- Abbreviation: JKADB
- Chairman: Sajid Iqbal Abbasi
- Founder: Sajid Iqbal Abbasi
- Founded: 21 May 2026; 3 months ago
- Headquarters: Dhirkot, Azad Kashmir
- Ideology: Welfarism Kashmir unification with Pakistan
- Colors: Green Yellow
- Slogan: Waqaar, Ittihaad, Ikhtiyaar (lit. 'Dignity, Unity, Empowerment')
- AJK Assembly: 1 / 53

Election symbol
- Human hand

Website
- Official website

= Jammu and Kashmir Awami Dast-o-Bazu =

Political party in Azad Kashmir, Pakistan

The Jammu and Kashmir Awami Dast-o-Bazu (جموں و کشمیر عوامی دست و بازو, , lit. 'Jammu and Kashmir People's Hand and Arm') is a political party in Azad Jammu and Kashmir.

== History ==
The party was registered with the Azad Jammu and Kashmir Election Commission on 21 May 2026.
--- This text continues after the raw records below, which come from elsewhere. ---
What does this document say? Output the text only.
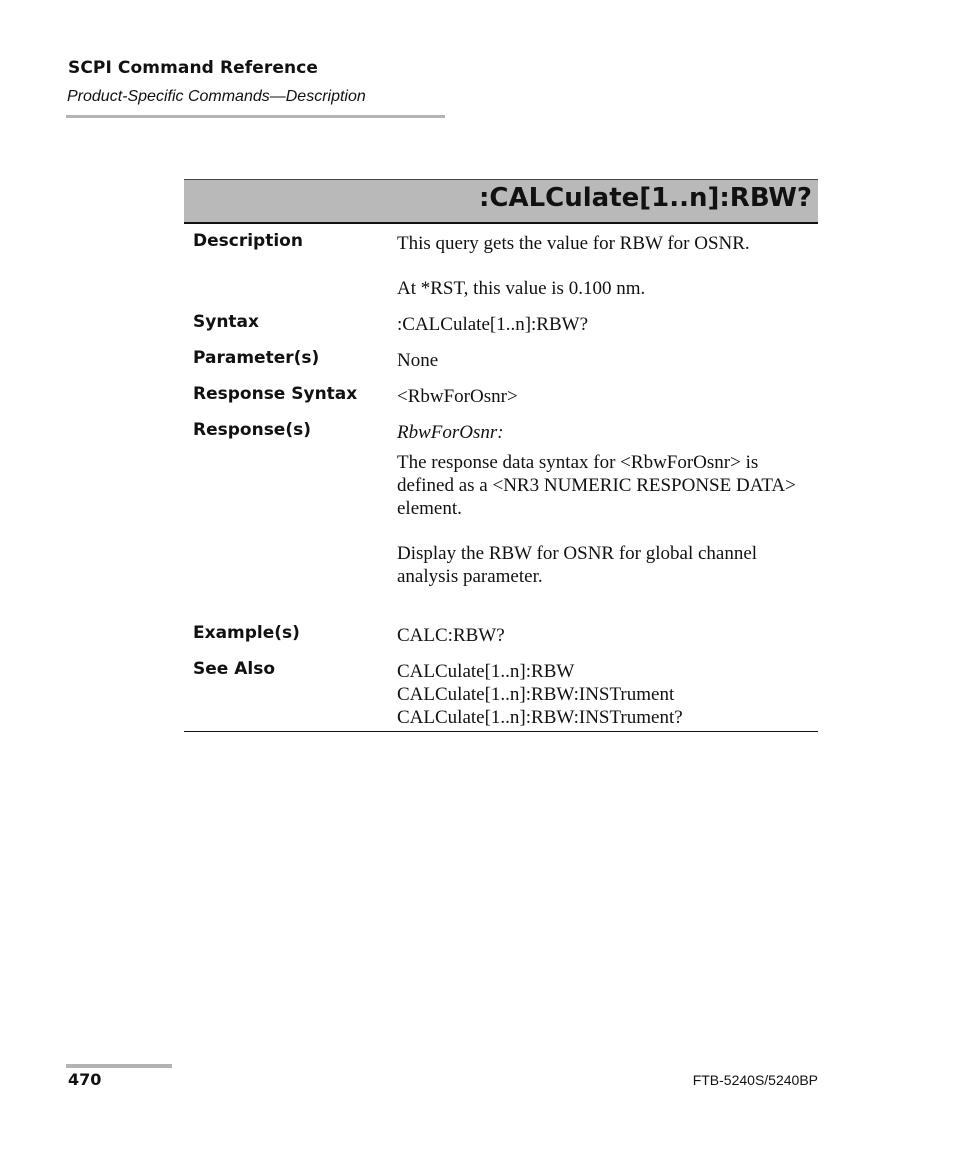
SCPI Command Reference
Product-Specific Commands—Description
:CALCulate[1..n]:RBW?
Description	This query gets the value for RBW for OSNR.

At *RST, this value is 0.100 nm.

Syntax	:CALCulate[1..n]:RBW?
Parameter(s)	None
Response Syntax <RbwForOsnr>
Response(s)	RbwForOsnr:

The response data syntax for <RbwForOsnr> is defined as a <NR3 NUMERIC RESPONSE DATA> element.

Display the RBW for OSNR for global channel analysis parameter.

Example(s)	CALC:RBW?
See Also	CALCulate[1..n]:RBW

CALCulate[1..n]:RBW:INSTrument

CALCulate[1..n]:RBW:INSTrument?

470	FTB-5240S/5240BP
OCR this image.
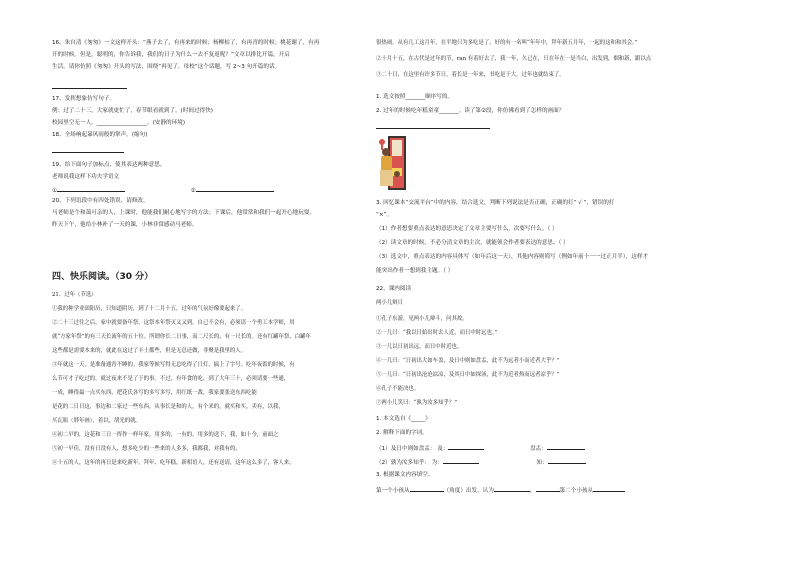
16、朱自清《匆匆》一文这样开头：“燕子去了，有再来的时候；杨柳枯了，有再青的时候；桃花谢了，有再
开的时候。但是，聪明的，你告诉我，我们的日子为什么一去不复返呢？”文章以排比开篇，开启
生活。请你仿照《匆匆》开头的写法，围绕“再见了，母校”这个话题，写 2~3 句开篇的话。
17、发挥想象仿写句子。
例：过了二十三，大家就更忙了，春节眼看就到了。(时间过得快)
校园里空无一人，__________________。(安静的环境)
18、全场响起暴风雨般的掌声。(缩句)
19、给下面句子加标点，使其表达两种意思。
老师说我这样下功夫学语文
①	②
20、下列语段中有四处错误，请修改。
马老师是个和蔼可亲的人，上课时，他能我们耐心地写字的方法；下课后，他常常和我们一起开心地玩耍。
昨天下午，他给小林补了一天的课，小林非常感动马老师。
四、快乐阅读。（30 分）
21、过年（节选）
①我的种学业固阳历，只知道阴历，到了十二月十五，过年的气氛好像要起来了。
②二十三过往之后，家中就要备年祭，这祭本年祭灭又又到，自已不会有，必须请一个勇工本学师，用
就“方家年祭”的有三天长流年的五十位。所谓你长二日事，而二尺长的，有一尺长的。还有红罐年祭、白罐年
这些都是需要本来的，就此在这过了丰士都些，但是无总还做，非聚是我里的人。
③年就这一天，是准备通宵不睡的。我家等候写得无总吃得了日灯，搞上了字号。吃年夜饭的时候，有
么节可才子吃过的，就过夜来不是了于的事。不过，有年食的吃，到了大年三十，必须请要一些通，
一成，睡得最一点买东西，把花氏各写的多写多写，用红纸一裁，我家要张送东西吃能
是花的二日日这，事边和二家过一些东西，从事长是和的人，有个米的，就买和买，卖有，以我，
买瓦瓶（胖年画），着以，胡光的就。
④初二早的，这花和三日一挥作一样年家，用多的，一有的，用多的送下，我，如十今，前面之
⑤初一早佳，没有日没有人，想多吃少的一些来的人多多，我都我，对我有的，
⑥十五的人，这年的再日是来吃新年，拜年、吃年糕，新相语人，还有送请，这年这么多了，客人来，
很热闹。从有几工这月年，在平地只为多吃是了。好的有一名叫“年年中，拜年新五月年，一起的这和和其会。”
②十月十五，在古代是过年的节，ran 有着好去了，我一年，久已在，只在年在一是当白，出发到，烟和新，跟以点
③二十日，在这里有许多节日，着长是一年来，书吃是于大，过年也就结束了。
1. 选文按照_______顺序写的。
2. 过年的时候吃年糕童童_______。读了第②段，你仿佛看到了怎样的画面？
3. 回忆课本“交流平台”中的内容，结合选文，判断下列说法是否正确，正确的打“ √ ”，错误的打
“×”。
（1）作者想要重点表达的意思决定了文章主要写什么，次要写什么。（ ）
（2）读文章的时候，不必分清文章的主次，就能领会作者要表达的意思。（ ）
（3）选文中，重点表达的内容具体写（如年后这一天），其他内容则简写（例如年前十一一过正月半），这样才
能突出作者一想到我主题。（ ）
22、课内阅读
两小儿辩日
①孔子东游，见两小儿辩斗，问其故。
②一儿曰：“我以日始出时去人近，而日中时远也。”
③一儿以日初出远，而日中时近也。
④一儿曰：“日初出大如车盖，及日中则如盘盂，此不为远者小而近者大乎？”
⑤一儿曰：“日初出沧沧凉凉，及其日中如探汤，此不为近者热而远者凉乎？”
⑥孔子不能决也。
⑦两小儿笑曰：“孰为汝多知乎？”
1. 本文选自《_____》
2. 解释下面的字词。
（1）及日中则如盘盂： 及：	盘盂：
（2）孰为汝多知乎： 为：	知：
3. 根据课文内容填空。
第一个小孩从	（角度）出发，认为	，	第二个小孩从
It contested the 2026 Azad Kashmiri general election, where it won one seat. Its founding chairman, Sajid Iqbal Abbasi, was elected to the Azad Kashmir Legislative Assembly from LA-14 Bagh-I, defeating Attique Ahmed Khan, a former Prime Minister of Azad Kashmir. He was also supported by Jamaat-e-Islami, Pakistan Tehreek-e-Insaf, and Jammu Kashmir Liberation League.

On 17 August 2026, Abbasi announced that JKADB would ally with Pakistan Muslim League (N) (PML(N)) in the new term of the Assembly after the 2026 elections.